While she acknowledged that this removes what she considers problematic behaviour in parts of the market, she also noted that it reflects how quickly sentiment can shift when a key buyer group steps back.

At the same time, Lisa says pricing is already adjusting in certain segments, particularly where properties have been sitting on the market longer or where buyer competition has thinned out.

“There’s certainly been price declines in some segments in some areas. I think that’s happened already,” she said.

In those cases, vendors who might have expected stronger outcomes earlier in the year are now having to recalibrate. Some properties are simply taking longer to move, while others are negotiating down from initial expectations as buyer numbers tighten.

Lisa says this is where the fundamentals of demand and supply begin to reassert themselves more clearly. When there are fewer buyers attending inspections or competing for the same asset, the end result inevitably changes.

“If there’s fewer buyers coming through opens, if there’s only one or two buyers instead of three or four, you’re going to get a different outcome,” she said.

Looking ahead, she expects vendor behaviour to become more conditional rather than uniform. Some owners will hold and rent where they can afford to, particularly if they are not under pressure to sell.

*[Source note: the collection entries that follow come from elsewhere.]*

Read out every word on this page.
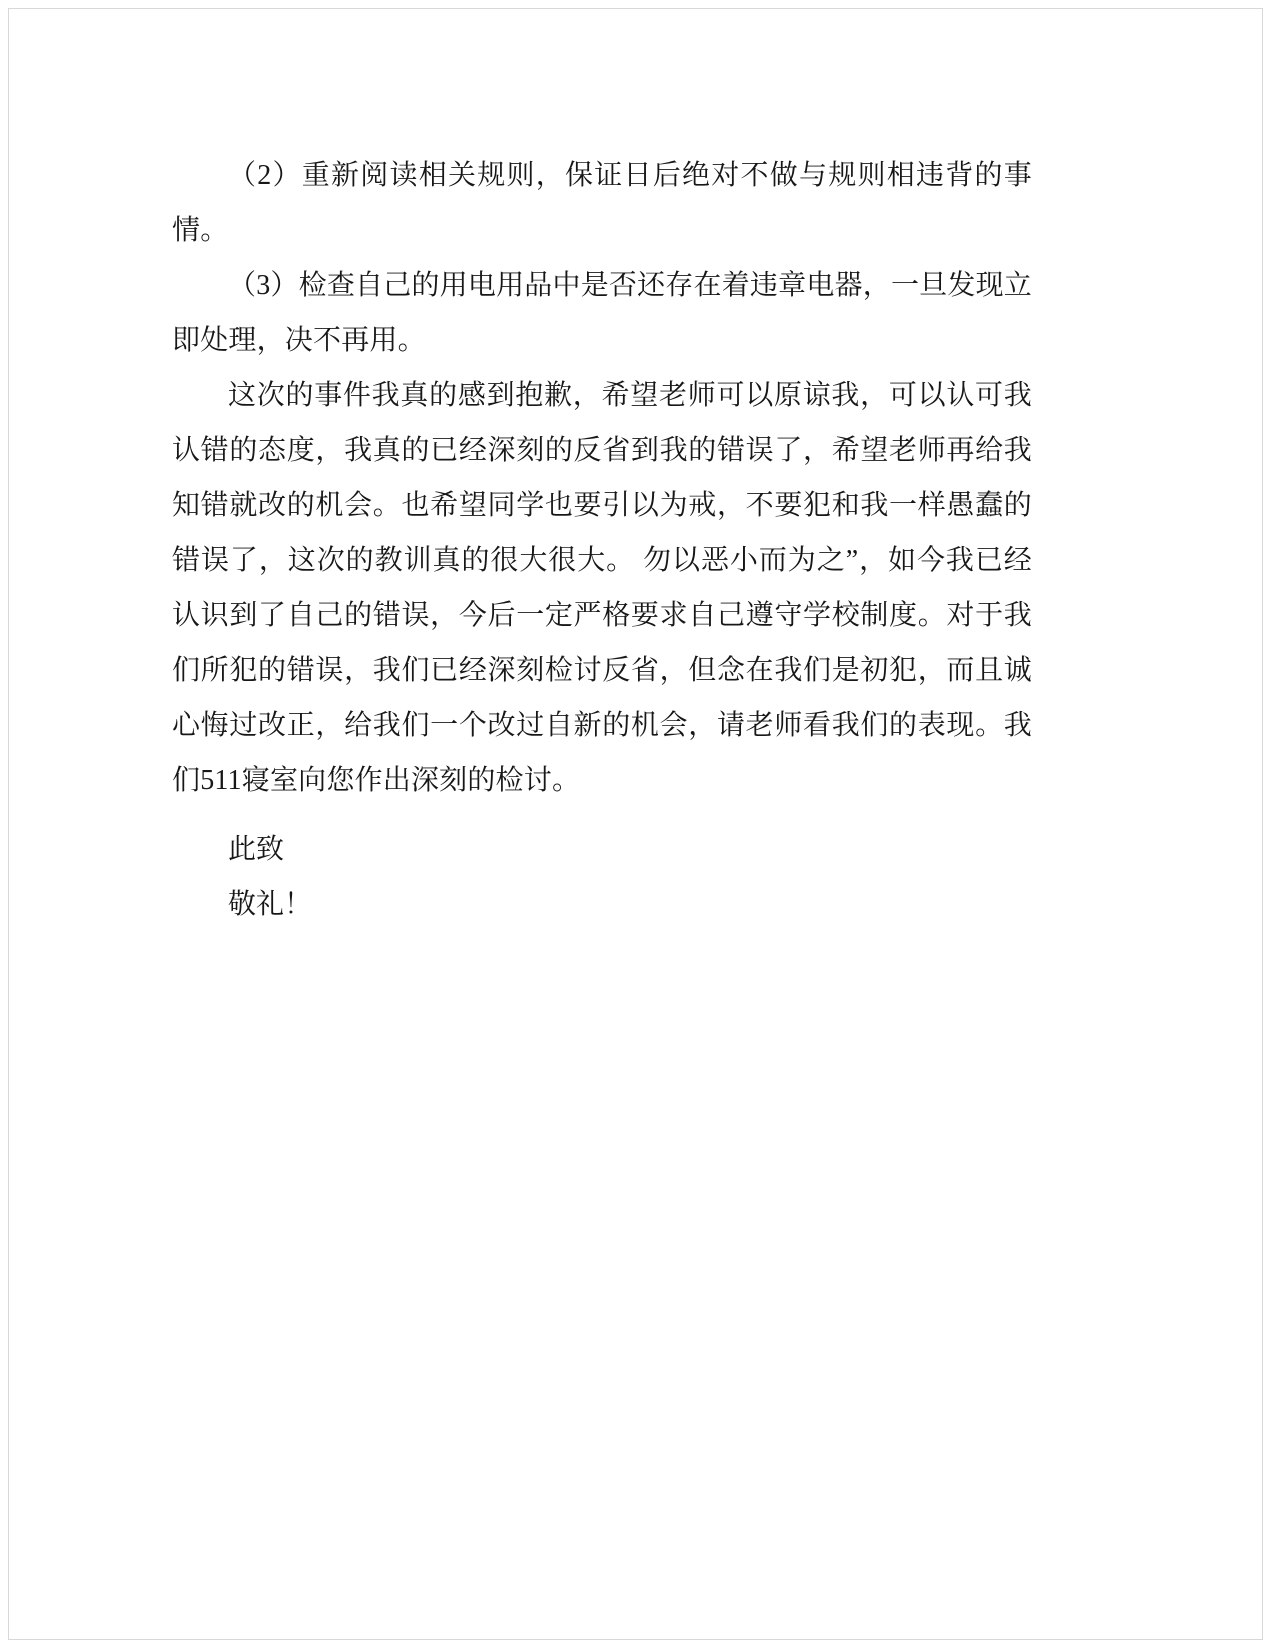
（2）重新阅读相关规则，保证日后绝对不做与规则相违背的事情。

（3）检查自己的用电用品中是否还存在着违章电器，一旦发现立即处理，决不再用。

这次的事件我真的感到抱歉，希望老师可以原谅我，可以认可我认错的态度，我真的已经深刻的反省到我的错误了，希望老师再给我知错就改的机会。也希望同学也要引以为戒，不要犯和我一样愚蠢的错误了，这次的教训真的很大很大。 勿以恶小而为之”，如今我已经认识到了自己的错误，今后一定严格要求自己遵守学校制度。对于我们所犯的错误，我们已经深刻检讨反省，但念在我们是初犯，而且诚心悔过改正，给我们一个改过自新的机会，请老师看我们的表现。我们511寝室向您作出深刻的检讨。

此致

敬礼！
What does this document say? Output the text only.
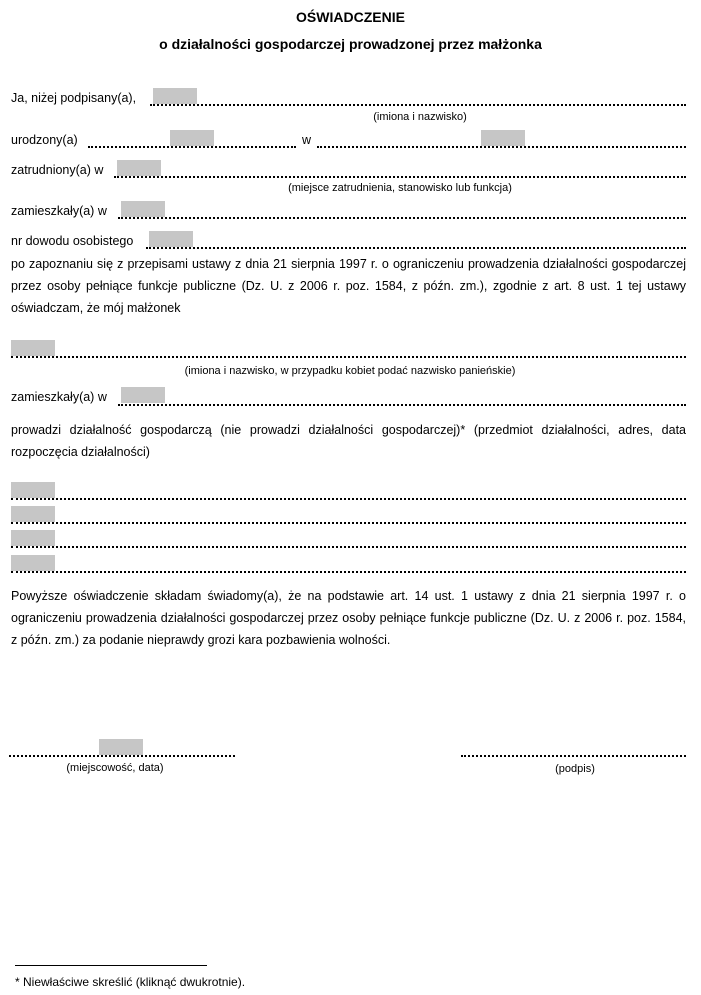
OŚWIADCZENIE
o działalności gospodarczej prowadzonej przez małżonka
Ja, niżej podpisany(a),
(imiona i nazwisko)
urodzony(a)	w
zatrudniony(a) w
(miejsce zatrudnienia, stanowisko lub funkcja)
zamieszkały(a) w
nr dowodu osobistego
po zapoznaniu się z przepisami ustawy z dnia 21 sierpnia 1997 r. o ograniczeniu prowadzenia działalności gospodarczej przez osoby pełniące funkcje publiczne (Dz. U. z 2006 r. poz. 1584, z późn. zm.), zgodnie z art. 8 ust. 1 tej ustawy oświadczam, że mój małżonek
(imiona i nazwisko, w przypadku kobiet podać nazwisko panieńskie)
zamieszkały(a) w
prowadzi działalność gospodarczą (nie prowadzi działalności gospodarczej)* (przedmiot działalności, adres, data rozpoczęcia działalności)
Powyższe oświadczenie składam świadomy(a), że na podstawie art. 14 ust. 1 ustawy z dnia 21 sierpnia 1997 r. o ograniczeniu prowadzenia działalności gospodarczej przez osoby pełniące funkcje publiczne (Dz. U. z 2006 r. poz. 1584, z późn. zm.) za podanie nieprawdy grozi kara pozbawienia wolności.
(miejscowość, data)	(podpis)
* Niewłaściwe skreślić (kliknąć dwukrotnie).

Others will continue to transact, even if prices are softer than they might have been a few months earlier.

But she also warns that investor exits may outweigh any decisions to hold.

“If a vendor can afford to hold onto a property and rent it out, then potentially they may,” she said. “But we also have to account for the significant number of investors who will continue to exit the market.”

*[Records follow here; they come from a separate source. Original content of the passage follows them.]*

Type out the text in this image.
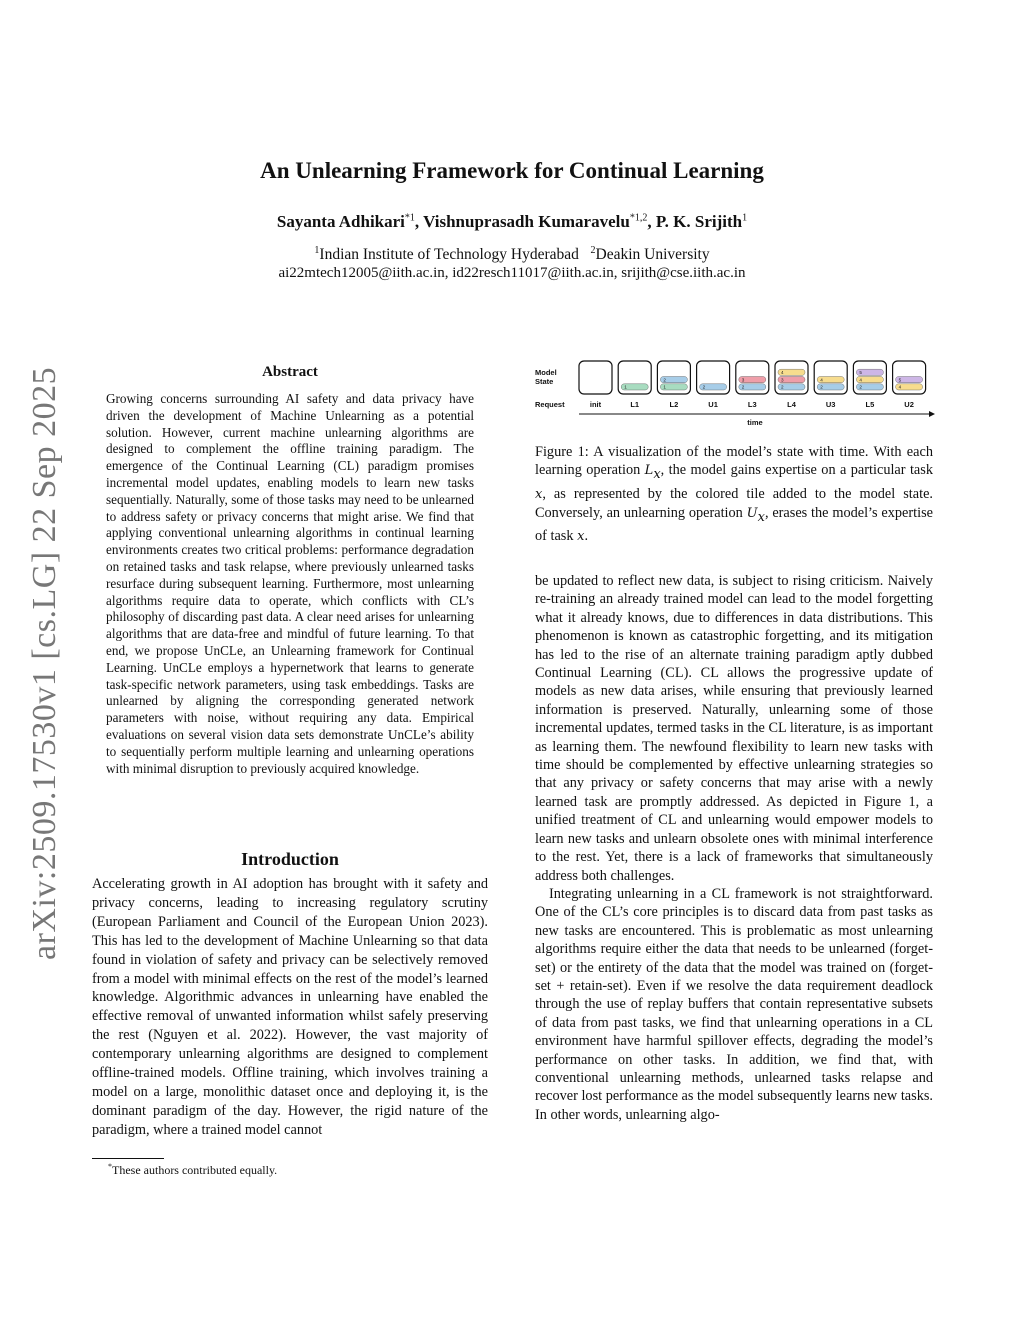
arXiv:2509.17530v1 [cs.LG] 22 Sep 2025
An Unlearning Framework for Continual Learning
Sayanta Adhikari$^{*1}$, Vishnuprasadh Kumaravelu$^{*1,2}$, P. K. Srijith$^1$
$^1$Indian Institute of Technology Hyderabad $^2$Deakin University
ai22mtech12005@iith.ac.in, id22resch11017@iith.ac.in, srijith@cse.iith.ac.in
Abstract
Growing concerns surrounding AI safety and data privacy have driven the development of Machine Unlearning as a potential solution. However, current machine unlearning algorithms are designed to complement the offline training paradigm. The emergence of the Continual Learning (CL) paradigm promises incremental model updates, enabling models to learn new tasks sequentially. Naturally, some of those tasks may need to be unlearned to address safety or privacy concerns that might arise. We find that applying conventional unlearning algorithms in continual learning environments creates two critical problems: performance degradation on retained tasks and task relapse, where previously unlearned tasks resurface during subsequent learning. Furthermore, most unlearning algorithms require data to operate, which conflicts with CL’s philosophy of discarding past data. A clear need arises for unlearning algorithms that are data-free and mindful of future learning. To that end, we propose UnCLe, an Unlearning framework for Continual Learning. UnCLe employs a hypernetwork that learns to generate task-specific network parameters, using task embeddings. Tasks are unlearned by aligning the corresponding generated network parameters with noise, without requiring any data. Empirical evaluations on several vision data sets demonstrate UnCLe’s ability to sequentially perform multiple learning and unlearning operations with minimal disruption to previously acquired knowledge.
Introduction
Accelerating growth in AI adoption has brought with it safety and privacy concerns, leading to increasing regulatory scrutiny (European Parliament and Council of the European Union 2023). This has led to the development of Machine Unlearning so that data found in violation of safety and privacy can be selectively removed from a model with minimal effects on the rest of the model’s learned knowledge. Algorithmic advances in unlearning have enabled the effective removal of unwanted information whilst safely preserving the rest (Nguyen et al. 2022). However, the vast majority of contemporary unlearning algorithms are designed to complement offline-trained models. Offline training, which involves training a model on a large, monolithic dataset once and deploying it, is the dominant paradigm of the day. However, the rigid nature of the paradigm, where a trained model cannot
*These authors contributed equally.
Model
State
Request	init
1
L1
1
2
L2
2
U1
2
3
L3
2
3
4
L4
2
4
U3
2
4
5
L5
4
5
U2
time
Figure 1: A visualization of the model’s state with time. With each learning operation $L_x$, the model gains expertise on a particular task x, as represented by the colored tile added to the model state. Conversely, an unlearning operation $U_x$, erases the model’s expertise of task x.

be updated to reflect new data, is subject to rising criticism. Naively re-training an already trained model can lead to the model forgetting what it already knows, due to differences in data distributions. This phenomenon is known as catastrophic forgetting, and its mitigation has led to the rise of an alternate training paradigm aptly dubbed Continual Learning (CL). CL allows the progressive update of models as new data arises, while ensuring that previously learned information is preserved. Naturally, unlearning some of those incremental updates, termed tasks in the CL literature, is as important as learning them. The newfound flexibility to learn new tasks with time should be complemented by effective unlearning strategies so that any privacy or safety concerns that may arise with a newly learned task are promptly addressed. As depicted in Figure 1, a unified treatment of CL and unlearning would empower models to learn new tasks and unlearn obsolete ones with minimal interference to the rest. Yet, there is a lack of frameworks that simultaneously address both challenges.

Integrating unlearning in a CL framework is not straightforward. One of the CL’s core principles is to discard data from past tasks as new tasks are encountered. This is problematic as most unlearning algorithms require either the data that needs to be unlearned (forget-set) or the entirety of the data that the model was trained on (forget-set + retain-set). Even if we resolve the data requirement deadlock through the use of replay buffers that contain representative subsets of data from past tasks, we find that unlearning operations in a CL environment have harmful spillover effects, degrading the model’s performance on other tasks. In addition, we find that, with conventional unlearning methods, unlearned tasks relapse and recover lost performance as the model subsequently learns new tasks. In other words, unlearning algo-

That exit trend, she says, has already been building over recent years in Victoria due to holding costs, land tax and compliance pressures, and the Budget debate is likely to reinforce that direction rather than reverse it.

Lisa also points out that any temporary reduction in listings caused by vendors holding stock is unlikely to offset broader supply pressures.

Even where some properties are withheld, she expects overall investor sell-down activity to continue to influence stock levels.

“We’re not getting new buyers in that investor space,” she said.

One likely consequence that has been widely discussed by the industry is continued pressure on rents over time, even if short-term expectations about sharp increases are overplayed.

From an agency perspective, Lisa believes the current environment is beginning to separate operators more clearly. While softer markets can be uncomfortable, she says they tend to expose differences in capability and structure.

“This is where quality agencies will actually be okay,” she said. “This is the time for quality businesses to really shine.”

With fewer transactions flowing through the system, she says performance becomes more visible. Listing management, negotiation and vendor guidance all become more important, while reliance on momentum alone becomes less effective.

“It’s no longer about fast talk and getting the listing and the property selling itself,” she said. “Now you actually need to know what you’re doing.”

She also sees the current cycle as part of a broader pattern rather than an exception. In her view, Australian property markets regularly swing between extremes of sentiment before returning to more balanced conditions.

“It always goes too far in one direction,” she said. “Then it comes back.”

For now, though, Lisa says the key variable is not just policy direction, but the period before policy becomes law, when uncertainty has its strongest influence.

Until the legislation is finalised and fully understood, she expects many participants to remain cautious, with lower transaction volumes and more measured decision making across both buyers and vendors.

In her view, the market is not standing still. It is simply waiting for clarity.

And until that arrives, sentiment will continue to do much of the work.